Side-by-side benchmark comparison across knowledge, coding, math, and reasoning.
MiniMax M2.5 is clearly ahead on the aggregate, 66 to 33. The gap is large enough that you do not need to squint at the spreadsheet to see the difference.
o1-pro is also the more expensive model on tokens at $150.00 input / $600.00 output per 1M tokens, versus $0.30 input / $1.20 output per 1M tokens for MiniMax M2.5. That is roughly 500.0x on output cost alone. o1-pro is the reasoning model in the pair, while MiniMax M2.5 is not. That usually helps on harder chain-of-thought-heavy tests, but it can also mean more latency and more token spend in real use. o1-pro gives you the larger context window at 200K, compared with 128K for MiniMax M2.5.

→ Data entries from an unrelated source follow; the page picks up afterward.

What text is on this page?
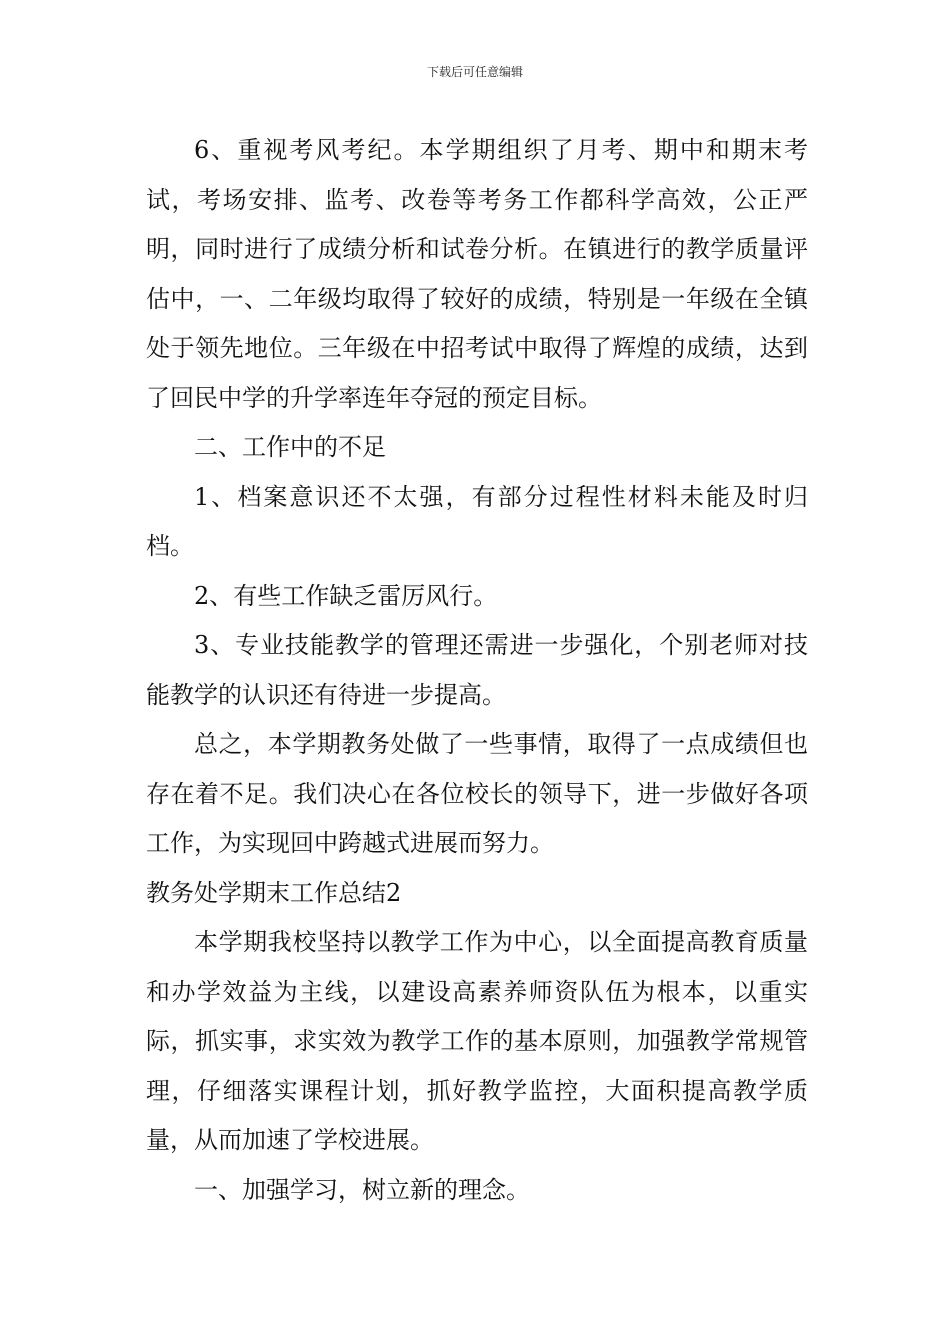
下载后可任意编辑

6、重视考风考纪。本学期组织了月考、期中和期末考试，考场安排、监考、改卷等考务工作都科学高效，公正严明，同时进行了成绩分析和试卷分析。在镇进行的教学质量评估中，一、二年级均取得了较好的成绩，特别是一年级在全镇处于领先地位。三年级在中招考试中取得了辉煌的成绩，达到了回民中学的升学率连年夺冠的预定目标。

二、工作中的不足

1、档案意识还不太强，有部分过程性材料未能及时归档。

2、有些工作缺乏雷厉风行。

3、专业技能教学的管理还需进一步强化，个别老师对技能教学的认识还有待进一步提高。

总之，本学期教务处做了一些事情，取得了一点成绩但也存在着不足。我们决心在各位校长的领导下，进一步做好各项工作，为实现回中跨越式进展而努力。

教务处学期末工作总结2

本学期我校坚持以教学工作为中心，以全面提高教育质量和办学效益为主线，以建设高素养师资队伍为根本，以重实际，抓实事，求实效为教学工作的基本原则，加强教学常规管理，仔细落实课程计划，抓好教学监控，大面积提高教学质量，从而加速了学校进展。

一、加强学习，树立新的理念。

Pick MiniMax M2.5 if you want the stronger benchmark profile. o1-pro only becomes the better choice if knowledge is the priority or you need the larger 200K context window.
MiniMax M2.5
61
o1-pro
79
MiniMax M2.5
73.1
o1-pro
86
MiniMax M2.5 is ahead overall, 66 to 33. The biggest single separator in this matchup is AIME 2024, where the scores are 75 and 86.

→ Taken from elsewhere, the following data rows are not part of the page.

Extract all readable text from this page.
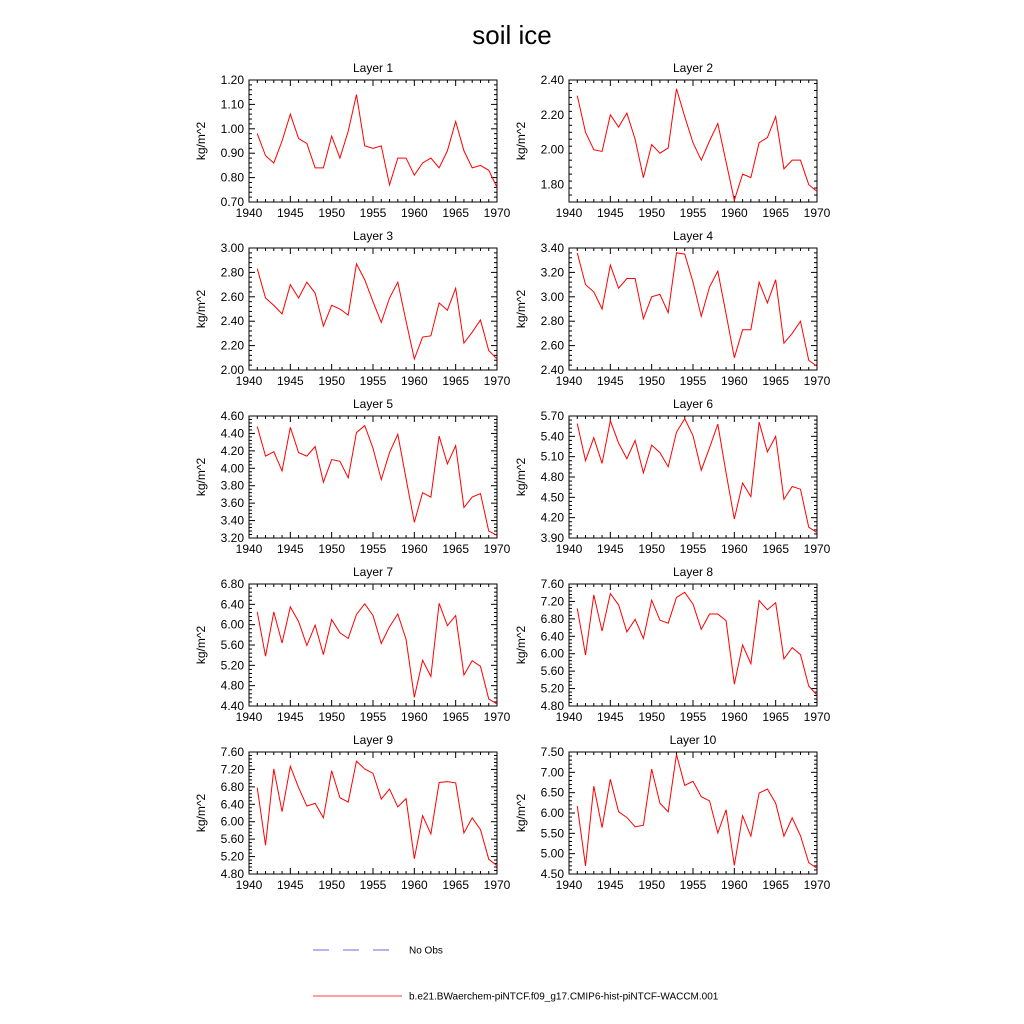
soil ice
Layer 1
kg/m^2
1940 1945 1950 1955 1960 1965 1970
0.70
0.80
0.90
1.00
1.10
1.20
Layer 2
kg/m^2
1940 1945 1950 1955 1960 1965 1970
1.80
2.00
2.20
2.40
Layer 3
kg/m^2
1940 1945 1950 1955 1960 1965 1970
2.00
2.20
2.40
2.60
2.80
3.00
Layer 4
kg/m^2
1940 1945 1950 1955 1960 1965 1970
2.40
2.60
2.80
3.00
3.20
3.40
Layer 5
kg/m^2
1940 1945 1950 1955 1960 1965 1970
3.20
3.40
3.60
3.80
4.00
4.20
4.40
4.60
Layer 6
kg/m^2
1940 1945 1950 1955 1960 1965 1970
3.90
4.20
4.50
4.80
5.10
5.40
5.70
Layer 7
kg/m^2
1940 1945 1950 1955 1960 1965 1970
4.40
4.80
5.20
5.60
6.00
6.40
6.80
Layer 8
kg/m^2
1940 1945 1950 1955 1960 1965 1970
4.80
5.20
5.60
6.00
6.40
6.80
7.20
7.60
Layer 9
kg/m^2
1940 1945 1950 1955 1960 1965 1970
4.80
5.20
5.60
6.00
6.40
6.80
7.20
7.60
Layer 10
kg/m^2
1940 1945 1950 1955 1960 1965 1970
4.50
5.00
5.50
6.00
6.50
7.00
7.50
No Obs
b.e21.BWaerchem-piNTCF.f09_g17.CMIP6-hist-piNTCF-WACCM.001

o1-pro has the edge for knowledge tasks in this comparison, averaging 79 versus 61. Inside this category, GPQA is the benchmark that creates the most daylight between them.
o1-pro has the edge for math in this comparison, averaging 86 versus 73.1. Inside this category, AIME 2024 is the benchmark that creates the most daylight between them.